De nombreux incidents se rapportant à cette malheureuse histoire sont relatés
par Nabil; entre autres, les événements survenus dans les villes de Mazindaran,
Nayriz et Zanjan, sont remarquables en raison des épisodes extraordinaires de
l'héroïsme des adeptes du Bab aux abois. En ces trois occasions, un certain
nombre de ces fidèles, en situation désespérée, abandonnèrent de concert leurs
demeures, se retirèrent dans une retraite choisie et, érigeant des ouvrages
défensifs autour d'eux, défièrent en armes une poursuite ultérieure.
Pour tout témoin impartial, il était évident que les allégations des mullas
invoquant un motif politique étaient fausses. Les adeptes du Bab se déclaraient
toujours prêts - s'ils recevaient l'assurance de n'être plus molestés pour leurs
croyances religieuses - à retourner pacifiquement à leurs occupations civiles.
Nabil insiste sur le soin qu'ils prenaient de s'abstenir de toute agression.
Ils combattaient pour leur vie avec une habilité et une force certaines; mais
ils n'attaquaient pas.
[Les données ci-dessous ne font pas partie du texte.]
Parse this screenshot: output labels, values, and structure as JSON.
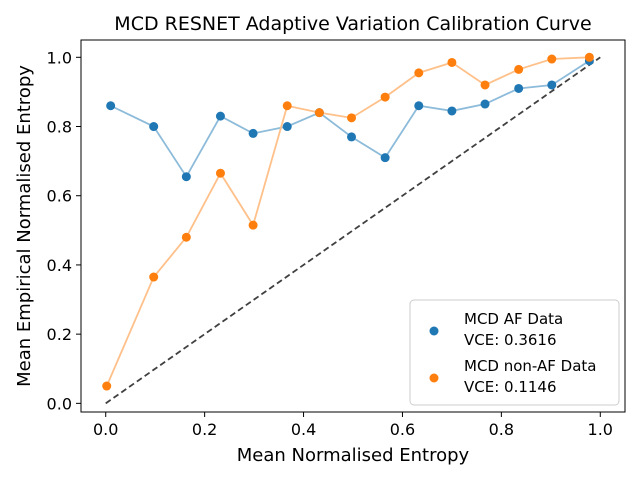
{
  "chart_data": {
    "type": "line",
    "title": "MCD RESNET Adaptive Variation Calibration Curve",
    "xlabel": "Mean Normalised Entropy",
    "ylabel": "Mean Empirical Normalised Entropy",
    "xlim": [
      -0.05,
      1.05
    ],
    "ylim": [
      -0.025,
      1.05
    ],
    "xticks": [
      0.0,
      0.2,
      0.4,
      0.6,
      0.8,
      1.0
    ],
    "yticks": [
      0.0,
      0.2,
      0.4,
      0.6,
      0.8,
      1.0
    ],
    "xtick_labels": [
      "0.0",
      "0.2",
      "0.4",
      "0.6",
      "0.8",
      "1.0"
    ],
    "ytick_labels": [
      "0.0",
      "0.2",
      "0.4",
      "0.6",
      "0.8",
      "1.0"
    ],
    "reference_line": {
      "style": "dashed",
      "color": "#404040",
      "x": [
        0,
        1
      ],
      "y": [
        0,
        1
      ]
    },
    "legend_position": "bottom-right",
    "series": [
      {
        "name": "MCD AF Data",
        "vce_label": "VCE: 0.3616",
        "color": "#1f77b4",
        "line_color": "#8dbbda",
        "x": [
          0.01,
          0.097,
          0.163,
          0.232,
          0.298,
          0.367,
          0.432,
          0.497,
          0.565,
          0.633,
          0.7,
          0.767,
          0.835,
          0.902,
          0.978
        ],
        "y": [
          0.86,
          0.8,
          0.655,
          0.83,
          0.78,
          0.8,
          0.84,
          0.77,
          0.71,
          0.86,
          0.845,
          0.865,
          0.91,
          0.92,
          0.99
        ]
      },
      {
        "name": "MCD non-AF Data",
        "vce_label": "VCE: 0.1146",
        "color": "#ff7f0e",
        "line_color": "#ffc08a",
        "x": [
          0.002,
          0.097,
          0.163,
          0.232,
          0.298,
          0.367,
          0.432,
          0.497,
          0.565,
          0.633,
          0.7,
          0.767,
          0.835,
          0.902,
          0.978
        ],
        "y": [
          0.05,
          0.365,
          0.48,
          0.665,
          0.515,
          0.86,
          0.84,
          0.825,
          0.885,
          0.955,
          0.985,
          0.92,
          0.965,
          0.995,
          1.0
        ]
      }
    ]
  }
}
Même au milieu d'un conflit féroce ils ne désiraient
pas retirer un avantage ni frapper un coup non nécessaire.
'Abdu'l-Baha est cité dans le "Traveller's Narrative" ("le Récit du voyageur")
pages 34-35, comme faisant la déclaration suivante sur l'aspect moral de leur
action:
"Le ministre Mirza Taqi Khan, dans le plus grand arbitraire, sans avoir reçu
aucune instruction ni demandé aucune autorisation, envoya en toutes directions
des ordres pour punir et chatier les adeptes du Bab. Les gouverneurs et les
magistrats cherchèrent un prétexte pour amasser des richesses et les fonctionnaires,
quant à eux, un moyen d'obtenir des profits; des docteurs célèbres, du haut
de leur chaire, invitèrent les gens à perpétrer une tuerie générale; les puissances
de la religion et de la loi civile s'allièrent et s'efforcèrent de déraciner
et de détruire ce peuple.
Cependant, ce dernier na avait pas encore acquis une bonne connaissance de ce
qui était juste et utile dans les principes fondamentaux et les doctrines cachées
des enseignements du Bab et il connaissait mal ses devoirs. Ses conceptions
et ses idées étaient encore fidèles à la mode antérieure, sa conduite et son
comportement, conformes aux anciens usages.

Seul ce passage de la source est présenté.